El operativo está montado. Ssssshhh, no hagan ruido. ¿Es que no les he enseñado nada? "Abuela, el pasamontañas póntelo al derecho, porque llevas los ojos por la nuca". Miguel, el estibador, se ha empeñado en que vayamos en el Armas pa'l Carnaval de Tenerife. Al principio monté en cólera. "¡¿Tú me quieres quitar del mundo?!" Para una isletera como yo, que no tengo mezcla desde hace tres generaciones, eso es alta traición. Pero él erre que erre. "Vamos disfrazados, ¿quién se va a enterar, mujer? Es para que puedas criticar con razón", me dice el muy ladrón, que ya va conociendo mis puntos débiles.

Total, que lo consulté con mi madre y con mi abuela. Cónclave del matriarcado en la cocina, mientras elaborábamos las doce toneladas de tortillas de Carnaval que tocaban para ese fin de semana. "Chacha, que se te va la mano con la matalahúva, chiquilla esta... Ni por cuánto vas tú a Santa Cruz. ¿Quieres que a tu padre le dé otro infarto?... ¿Ese muchacho te sorbió el seso a ti o qué?" Bueno, la opinión de mi madre, clarita. Pero cuando la idea ya estaba casi descartada... "Pues...", mi abuela. "Pues yo siempre he querido ir". ¿Ustedes han visto unos pescados que se llaman antoñitos? Son unos bichos que tienen los ojos del tamaño de la cabeza más o menos. Pues así nos quedamos mi madre y yo, como dos antoñitos en hielo. "¡Mamá! ¿Y eso?" Silencio y sonrisa de doña Consuelo, sonrisa de esas enmarcadas por su cara morenita y arrugada del viento y la salitre de Las Canteras, con esa mirada como acuosa, que les vende hielo a los esquimales.

Y aquí estamos, en la rampa para entrar al barco, vestidos de negro, con las caras tapadas y poniendo acento de pa' fuera. "Oyes, Gertrudis, no descuides el equipaje, oh", le digo a mi abuela con el deje de uno de Gijón que trabaja en el banco donde hago los ingresos de la tienda.

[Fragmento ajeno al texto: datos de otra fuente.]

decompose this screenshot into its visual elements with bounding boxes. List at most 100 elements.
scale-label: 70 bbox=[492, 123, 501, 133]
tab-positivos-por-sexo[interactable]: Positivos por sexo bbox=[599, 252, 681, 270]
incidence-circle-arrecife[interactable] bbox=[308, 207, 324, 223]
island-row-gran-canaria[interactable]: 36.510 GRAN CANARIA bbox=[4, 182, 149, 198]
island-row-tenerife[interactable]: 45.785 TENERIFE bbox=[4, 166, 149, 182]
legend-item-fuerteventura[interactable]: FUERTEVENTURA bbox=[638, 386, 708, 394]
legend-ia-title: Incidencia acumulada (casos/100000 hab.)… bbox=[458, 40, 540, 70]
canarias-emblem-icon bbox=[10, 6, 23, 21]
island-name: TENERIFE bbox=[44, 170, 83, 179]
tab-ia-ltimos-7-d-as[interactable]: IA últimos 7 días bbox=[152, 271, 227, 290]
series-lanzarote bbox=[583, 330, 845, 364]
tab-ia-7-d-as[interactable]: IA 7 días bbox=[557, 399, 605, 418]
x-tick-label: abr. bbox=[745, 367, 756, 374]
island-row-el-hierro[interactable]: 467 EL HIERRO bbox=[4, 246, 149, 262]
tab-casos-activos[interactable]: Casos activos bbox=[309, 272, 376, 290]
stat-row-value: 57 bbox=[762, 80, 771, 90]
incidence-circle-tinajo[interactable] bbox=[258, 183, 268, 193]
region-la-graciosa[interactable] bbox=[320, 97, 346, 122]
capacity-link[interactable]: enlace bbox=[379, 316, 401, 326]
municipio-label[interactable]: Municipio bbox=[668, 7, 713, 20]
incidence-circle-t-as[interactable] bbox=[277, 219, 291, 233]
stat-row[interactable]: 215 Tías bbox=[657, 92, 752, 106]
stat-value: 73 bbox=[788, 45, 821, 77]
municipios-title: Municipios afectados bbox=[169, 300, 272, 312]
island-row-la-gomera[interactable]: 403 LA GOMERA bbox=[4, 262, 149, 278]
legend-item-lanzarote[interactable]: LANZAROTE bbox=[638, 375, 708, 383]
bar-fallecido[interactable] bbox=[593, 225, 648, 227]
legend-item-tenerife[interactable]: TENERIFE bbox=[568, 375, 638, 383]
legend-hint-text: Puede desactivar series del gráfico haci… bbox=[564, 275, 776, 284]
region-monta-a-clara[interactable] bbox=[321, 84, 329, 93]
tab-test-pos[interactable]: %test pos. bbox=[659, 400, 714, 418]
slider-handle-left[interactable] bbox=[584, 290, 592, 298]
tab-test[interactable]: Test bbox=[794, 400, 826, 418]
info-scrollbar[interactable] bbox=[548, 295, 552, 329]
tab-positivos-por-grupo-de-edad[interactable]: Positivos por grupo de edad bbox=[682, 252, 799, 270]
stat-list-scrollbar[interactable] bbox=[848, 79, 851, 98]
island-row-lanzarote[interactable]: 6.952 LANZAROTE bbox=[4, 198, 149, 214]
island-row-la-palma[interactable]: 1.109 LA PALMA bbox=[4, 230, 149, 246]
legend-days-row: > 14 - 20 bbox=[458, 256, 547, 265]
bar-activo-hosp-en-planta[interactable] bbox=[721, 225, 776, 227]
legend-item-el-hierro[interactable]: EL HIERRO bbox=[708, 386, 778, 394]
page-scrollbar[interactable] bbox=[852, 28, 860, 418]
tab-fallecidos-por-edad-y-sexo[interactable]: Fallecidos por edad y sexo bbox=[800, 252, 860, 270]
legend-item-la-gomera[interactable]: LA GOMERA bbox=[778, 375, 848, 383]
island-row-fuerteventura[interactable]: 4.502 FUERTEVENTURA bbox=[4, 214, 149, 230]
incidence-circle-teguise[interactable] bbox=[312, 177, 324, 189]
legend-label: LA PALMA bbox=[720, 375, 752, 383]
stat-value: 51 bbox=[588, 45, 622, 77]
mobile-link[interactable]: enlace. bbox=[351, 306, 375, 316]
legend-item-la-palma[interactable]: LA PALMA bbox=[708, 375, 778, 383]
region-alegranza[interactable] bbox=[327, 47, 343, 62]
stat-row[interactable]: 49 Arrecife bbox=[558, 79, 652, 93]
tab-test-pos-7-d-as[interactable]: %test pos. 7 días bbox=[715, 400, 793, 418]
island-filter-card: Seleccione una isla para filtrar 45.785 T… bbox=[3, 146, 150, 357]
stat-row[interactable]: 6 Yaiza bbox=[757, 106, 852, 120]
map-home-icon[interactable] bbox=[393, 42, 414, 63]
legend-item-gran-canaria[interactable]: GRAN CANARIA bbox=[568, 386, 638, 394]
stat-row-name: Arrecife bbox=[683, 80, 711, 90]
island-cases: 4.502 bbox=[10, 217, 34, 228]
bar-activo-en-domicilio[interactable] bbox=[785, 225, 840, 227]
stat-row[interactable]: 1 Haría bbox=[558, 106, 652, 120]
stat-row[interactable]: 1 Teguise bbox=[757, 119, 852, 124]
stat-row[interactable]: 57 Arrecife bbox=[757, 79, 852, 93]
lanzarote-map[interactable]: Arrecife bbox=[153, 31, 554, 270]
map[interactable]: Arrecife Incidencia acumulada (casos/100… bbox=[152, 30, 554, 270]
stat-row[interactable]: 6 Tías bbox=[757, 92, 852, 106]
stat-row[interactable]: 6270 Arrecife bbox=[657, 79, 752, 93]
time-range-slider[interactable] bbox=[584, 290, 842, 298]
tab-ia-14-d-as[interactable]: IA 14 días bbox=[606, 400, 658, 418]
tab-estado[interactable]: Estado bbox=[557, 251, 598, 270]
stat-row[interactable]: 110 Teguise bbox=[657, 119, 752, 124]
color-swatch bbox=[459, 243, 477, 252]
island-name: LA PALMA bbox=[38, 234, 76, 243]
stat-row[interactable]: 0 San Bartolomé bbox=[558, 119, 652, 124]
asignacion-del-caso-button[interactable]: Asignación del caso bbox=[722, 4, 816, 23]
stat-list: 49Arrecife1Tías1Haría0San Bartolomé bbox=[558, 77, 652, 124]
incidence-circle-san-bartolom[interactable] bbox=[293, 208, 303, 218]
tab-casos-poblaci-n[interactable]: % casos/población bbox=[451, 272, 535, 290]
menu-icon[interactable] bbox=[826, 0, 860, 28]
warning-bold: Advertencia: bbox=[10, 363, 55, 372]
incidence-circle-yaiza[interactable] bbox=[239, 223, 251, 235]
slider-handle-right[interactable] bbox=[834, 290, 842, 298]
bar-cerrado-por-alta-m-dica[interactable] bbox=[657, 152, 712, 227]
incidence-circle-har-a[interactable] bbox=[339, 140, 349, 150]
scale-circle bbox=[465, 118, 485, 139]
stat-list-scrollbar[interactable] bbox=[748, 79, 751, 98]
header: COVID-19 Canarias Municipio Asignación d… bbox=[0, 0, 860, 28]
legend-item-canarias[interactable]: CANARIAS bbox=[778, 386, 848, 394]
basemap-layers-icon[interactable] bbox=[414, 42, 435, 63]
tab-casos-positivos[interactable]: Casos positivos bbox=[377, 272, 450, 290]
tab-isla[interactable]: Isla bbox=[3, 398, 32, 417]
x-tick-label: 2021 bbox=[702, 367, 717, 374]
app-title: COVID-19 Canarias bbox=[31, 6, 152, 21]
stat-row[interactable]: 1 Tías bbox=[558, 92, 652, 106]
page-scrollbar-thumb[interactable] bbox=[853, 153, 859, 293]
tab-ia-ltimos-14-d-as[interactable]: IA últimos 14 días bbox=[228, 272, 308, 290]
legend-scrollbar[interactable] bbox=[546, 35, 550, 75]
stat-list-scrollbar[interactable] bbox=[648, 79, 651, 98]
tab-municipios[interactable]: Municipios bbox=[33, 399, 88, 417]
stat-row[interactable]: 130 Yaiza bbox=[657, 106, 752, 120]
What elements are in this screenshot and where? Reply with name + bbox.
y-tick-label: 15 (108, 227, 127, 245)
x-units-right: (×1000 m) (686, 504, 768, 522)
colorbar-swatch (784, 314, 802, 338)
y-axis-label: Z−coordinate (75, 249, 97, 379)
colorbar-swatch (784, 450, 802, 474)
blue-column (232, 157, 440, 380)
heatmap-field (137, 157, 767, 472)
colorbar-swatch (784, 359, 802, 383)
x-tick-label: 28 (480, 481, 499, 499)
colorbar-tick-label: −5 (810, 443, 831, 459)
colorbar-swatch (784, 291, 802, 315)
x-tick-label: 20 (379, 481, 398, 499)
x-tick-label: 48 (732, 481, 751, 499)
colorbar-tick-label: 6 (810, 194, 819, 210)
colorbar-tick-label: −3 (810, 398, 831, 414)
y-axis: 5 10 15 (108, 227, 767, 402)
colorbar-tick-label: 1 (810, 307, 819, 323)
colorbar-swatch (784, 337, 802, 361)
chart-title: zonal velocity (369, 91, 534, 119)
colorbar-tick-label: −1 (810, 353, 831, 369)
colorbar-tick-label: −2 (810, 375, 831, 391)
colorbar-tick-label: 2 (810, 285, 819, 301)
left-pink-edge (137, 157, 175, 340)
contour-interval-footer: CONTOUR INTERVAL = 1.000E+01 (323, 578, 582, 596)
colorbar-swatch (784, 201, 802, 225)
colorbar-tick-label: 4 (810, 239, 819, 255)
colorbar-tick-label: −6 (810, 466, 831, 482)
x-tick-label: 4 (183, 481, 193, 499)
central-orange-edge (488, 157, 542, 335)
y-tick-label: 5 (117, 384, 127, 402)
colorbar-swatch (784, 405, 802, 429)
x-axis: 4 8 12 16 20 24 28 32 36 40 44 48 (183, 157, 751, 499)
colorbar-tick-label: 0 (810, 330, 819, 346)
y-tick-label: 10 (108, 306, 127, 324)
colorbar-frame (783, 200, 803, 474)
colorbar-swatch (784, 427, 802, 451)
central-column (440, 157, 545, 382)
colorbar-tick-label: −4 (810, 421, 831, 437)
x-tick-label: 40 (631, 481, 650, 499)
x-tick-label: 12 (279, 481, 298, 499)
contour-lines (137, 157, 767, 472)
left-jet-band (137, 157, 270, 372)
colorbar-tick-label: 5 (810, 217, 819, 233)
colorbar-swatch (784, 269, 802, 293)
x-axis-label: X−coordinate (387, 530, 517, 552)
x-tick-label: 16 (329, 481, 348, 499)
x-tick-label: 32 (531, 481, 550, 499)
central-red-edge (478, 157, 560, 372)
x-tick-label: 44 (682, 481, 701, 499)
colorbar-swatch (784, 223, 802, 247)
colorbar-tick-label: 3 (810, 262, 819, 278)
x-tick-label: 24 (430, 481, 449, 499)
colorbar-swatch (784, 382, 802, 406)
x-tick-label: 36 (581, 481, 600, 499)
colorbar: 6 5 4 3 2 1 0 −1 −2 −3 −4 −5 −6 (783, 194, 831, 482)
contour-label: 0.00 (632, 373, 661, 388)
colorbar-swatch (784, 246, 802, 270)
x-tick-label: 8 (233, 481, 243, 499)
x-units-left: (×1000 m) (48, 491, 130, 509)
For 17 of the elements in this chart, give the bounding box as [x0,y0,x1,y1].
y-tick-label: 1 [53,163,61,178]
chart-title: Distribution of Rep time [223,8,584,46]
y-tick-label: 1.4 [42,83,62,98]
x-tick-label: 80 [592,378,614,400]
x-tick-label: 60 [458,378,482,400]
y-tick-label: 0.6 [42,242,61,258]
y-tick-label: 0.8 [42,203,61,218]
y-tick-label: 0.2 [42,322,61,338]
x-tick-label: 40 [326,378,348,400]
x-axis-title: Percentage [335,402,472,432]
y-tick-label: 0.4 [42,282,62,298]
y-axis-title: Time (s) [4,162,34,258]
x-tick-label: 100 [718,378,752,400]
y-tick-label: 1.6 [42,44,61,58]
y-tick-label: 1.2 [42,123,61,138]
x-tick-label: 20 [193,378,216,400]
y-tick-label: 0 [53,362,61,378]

Ella no atina mucho con el troller, pero está como una chiquilla con zapatos nuevos. Reparto las biodraminas y todos a bordo. Tres queques lleva Consuelo, porque dice que la última vez que salimos al campo hizo dos y el estibador se metió uno entero entre pecho y espalda.

Tras dos cuerpos a tierra, bueno, a cubierta, ante el avistamiento de varios vecinos del barrio, atracamos en la isla vecina, con una mezcla de cargo de conciencia y curiosidad. Y nada, empezó el zoológico, uno vestido de cebra, otro de oso, tres ornitorrincos, porque dicen que hace frío... Y hambre, porque no se despegaron del queque de mi abuela, bueno, del bizcochón como dicen ellos. Pobres. Ay, les dejo, que embarcamos pa' Las Palmas.